Streaming & CDC: Syncing Data

[!NOTE] This module explores the core principles of Streaming & CDC: Syncing Data, deriving solutions from first principles and hardware constraints to build world-class, production-ready expertise.

1. The Sync Problem

Your source of truth is Postgres (orders table). Your search engine is Elasticsearch (orders index). How do you keep them in sync?

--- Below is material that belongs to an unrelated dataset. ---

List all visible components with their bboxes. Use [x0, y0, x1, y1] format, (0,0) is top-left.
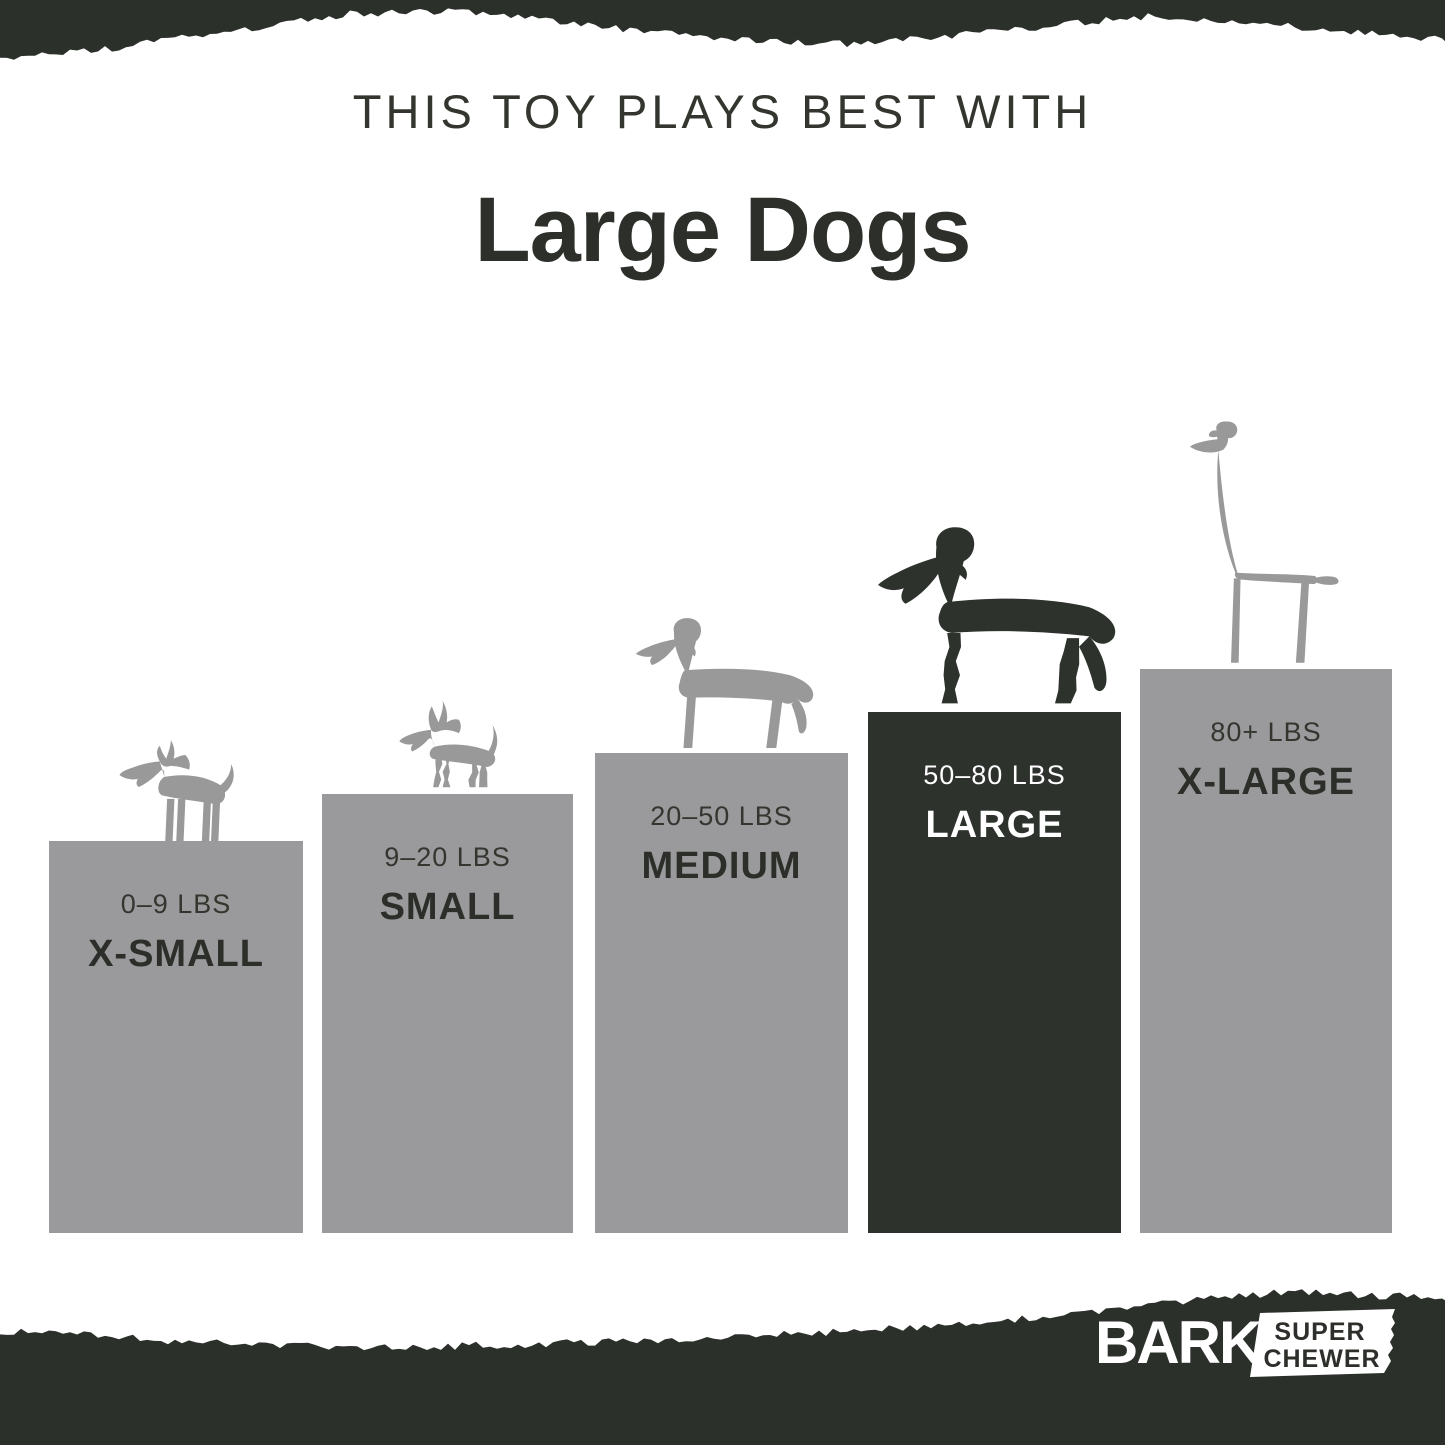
svg-text:CHEWER: CHEWER	[1263, 1345, 1380, 1373]
svg-text:BARK: BARK	[1095, 1309, 1262, 1376]
svg-text:SUPER: SUPER	[1274, 1318, 1365, 1346]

  1. Dual Writes: App writes to DB, then to ES.
    • Problem: Race conditions. What if DB succeeds but ES fails? Data mismatch.
  2. Batch ETL: Run a script every hour.
    • Problem: Data is stale for 59 minutes.
  3. CDC (Change Data Capture): The Gold Standard.
    • Listen to the Postgres Write-Ahead Log (WAL).
    • Stream every change (INSERT, UPDATE, DELETE) to Kafka.
    • Sink Kafka to Elasticsearch.

2. The Architecture: Debezium + Kafka

Postgres (WAL) → Debezium Connector → Kafka Topic → Elasticsearch Sink → Index

  • Near Real-Time: ~500ms lag.
  • Resilient: If ES is down, Kafka buffers the messages. No data loss.
  • Ordering: Kafka guarantees order for the same ID (Partition Key).

3. Interactive: CDC Pipeline

Visualize the flow of an UPDATE command.

Postgres
Kafka
Elasticsearch
DB State: name='Alice'
ES State: name='Alice'

4. Hardware Reality: Version Conflicts

CDC systems are asynchronous. In rare cases (network partition + retry), you might receive an OLD update after a NEW update. Solution: Use External Versioning (version_type=external).

  • Send the Postgres LSN (Log Sequence Number) or Timestamp as the version.
  • Elasticsearch will reject any write where New Version < Current Version.